Tiffany L Holdsworth-Taylor’s paper “Portrayals of Childbirth in the media: is it causing women to fear?” describes an information void that exists when educating women about what really occurs during childbirth.

Holdsworth-Taylor said childbirth “is not the risky, endless pain that many women have grown up believing”.

“Medicalisation of childbirth has created an information void – enter popular media. Many women ‘experience’ birth through TV, magazines, or the internet,” she says.

Births depicted on TV and movie screens often involve drama and lead on to further complications involving the birth mother.

In many 21st century films like Jersey Girl, Sherlock Holmes and Pan’s Labyrinth, maternal mortality has been a device to control story narrative. Some television shows, including Grey’s Anatomy, also commonly depict pregnancy or labour complications.

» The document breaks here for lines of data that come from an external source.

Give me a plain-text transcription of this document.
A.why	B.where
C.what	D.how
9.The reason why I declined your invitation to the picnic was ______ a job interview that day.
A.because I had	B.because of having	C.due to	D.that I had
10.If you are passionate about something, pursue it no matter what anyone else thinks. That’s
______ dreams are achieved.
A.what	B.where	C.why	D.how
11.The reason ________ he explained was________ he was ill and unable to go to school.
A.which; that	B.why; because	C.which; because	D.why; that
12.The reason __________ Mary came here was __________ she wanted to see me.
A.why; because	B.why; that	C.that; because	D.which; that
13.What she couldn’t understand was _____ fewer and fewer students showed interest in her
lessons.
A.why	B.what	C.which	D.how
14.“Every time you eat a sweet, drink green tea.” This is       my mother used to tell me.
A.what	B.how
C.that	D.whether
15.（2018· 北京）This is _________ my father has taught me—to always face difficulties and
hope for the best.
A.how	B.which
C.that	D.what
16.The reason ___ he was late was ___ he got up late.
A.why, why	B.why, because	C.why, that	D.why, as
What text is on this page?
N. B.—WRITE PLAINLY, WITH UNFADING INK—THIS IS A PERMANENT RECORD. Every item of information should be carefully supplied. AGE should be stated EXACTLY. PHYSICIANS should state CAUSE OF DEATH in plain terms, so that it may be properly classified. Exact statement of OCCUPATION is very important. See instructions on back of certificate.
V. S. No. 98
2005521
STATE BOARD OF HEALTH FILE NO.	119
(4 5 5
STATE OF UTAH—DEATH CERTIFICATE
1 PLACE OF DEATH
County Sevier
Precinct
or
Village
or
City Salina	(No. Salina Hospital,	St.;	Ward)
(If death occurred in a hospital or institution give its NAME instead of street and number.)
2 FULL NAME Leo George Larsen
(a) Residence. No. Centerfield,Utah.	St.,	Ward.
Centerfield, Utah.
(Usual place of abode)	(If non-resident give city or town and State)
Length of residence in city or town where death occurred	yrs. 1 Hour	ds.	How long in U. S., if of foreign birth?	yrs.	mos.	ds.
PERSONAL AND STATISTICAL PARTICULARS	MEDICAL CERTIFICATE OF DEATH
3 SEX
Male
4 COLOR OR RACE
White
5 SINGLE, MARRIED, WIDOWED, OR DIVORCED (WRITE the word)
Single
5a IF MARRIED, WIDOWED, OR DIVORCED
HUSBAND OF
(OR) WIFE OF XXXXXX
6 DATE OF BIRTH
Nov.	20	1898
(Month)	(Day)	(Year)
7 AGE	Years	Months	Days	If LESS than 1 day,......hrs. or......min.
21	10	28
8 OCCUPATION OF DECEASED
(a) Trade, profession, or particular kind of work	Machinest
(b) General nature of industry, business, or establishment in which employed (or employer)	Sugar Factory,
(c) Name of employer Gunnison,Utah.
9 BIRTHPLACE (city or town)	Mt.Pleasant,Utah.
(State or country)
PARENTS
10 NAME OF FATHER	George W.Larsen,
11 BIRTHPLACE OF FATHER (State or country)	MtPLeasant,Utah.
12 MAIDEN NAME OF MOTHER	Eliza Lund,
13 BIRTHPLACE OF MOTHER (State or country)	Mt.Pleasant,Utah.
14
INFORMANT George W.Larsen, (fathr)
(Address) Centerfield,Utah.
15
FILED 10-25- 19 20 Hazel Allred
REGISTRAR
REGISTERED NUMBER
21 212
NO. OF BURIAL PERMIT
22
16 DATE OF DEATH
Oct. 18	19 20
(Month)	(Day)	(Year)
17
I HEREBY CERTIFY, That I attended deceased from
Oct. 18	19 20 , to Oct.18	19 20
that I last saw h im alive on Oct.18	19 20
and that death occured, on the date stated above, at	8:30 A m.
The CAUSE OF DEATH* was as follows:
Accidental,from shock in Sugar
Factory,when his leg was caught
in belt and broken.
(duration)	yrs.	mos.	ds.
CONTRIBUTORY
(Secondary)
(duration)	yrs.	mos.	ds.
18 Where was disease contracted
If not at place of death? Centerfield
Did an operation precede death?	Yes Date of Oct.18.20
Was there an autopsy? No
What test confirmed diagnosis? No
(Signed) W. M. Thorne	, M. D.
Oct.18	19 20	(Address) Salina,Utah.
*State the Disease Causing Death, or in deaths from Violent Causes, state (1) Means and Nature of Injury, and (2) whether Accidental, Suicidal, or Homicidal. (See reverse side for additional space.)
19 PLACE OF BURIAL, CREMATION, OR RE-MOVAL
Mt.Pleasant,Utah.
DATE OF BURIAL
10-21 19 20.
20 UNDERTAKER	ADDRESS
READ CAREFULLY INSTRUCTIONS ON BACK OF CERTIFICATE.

“The media tend to report on things that are slightly abnormal or interesting, like plane crashes,” Young says. “It doesn’t mean it’s happening a lot.”

“To be exposed to that information all the time kind of changes our perception about what is actually happening.”

Young says Queensland is heading in the right direction thanks to Having a Baby In Queensland, a website where women can look at different hospitals, compare different birth options, seek support and read mothers’ stories.

“At the end of the day, it is a woman’s choice what she wants to do,” Young says.

“Our role as researchers and clinicians is never about telling women what they should do when giving birth. It’s about ensuring women have access to information that’s evidence based. It’s our role to support women’s informed decision making.

“Women know what’s best for them and their bodies.”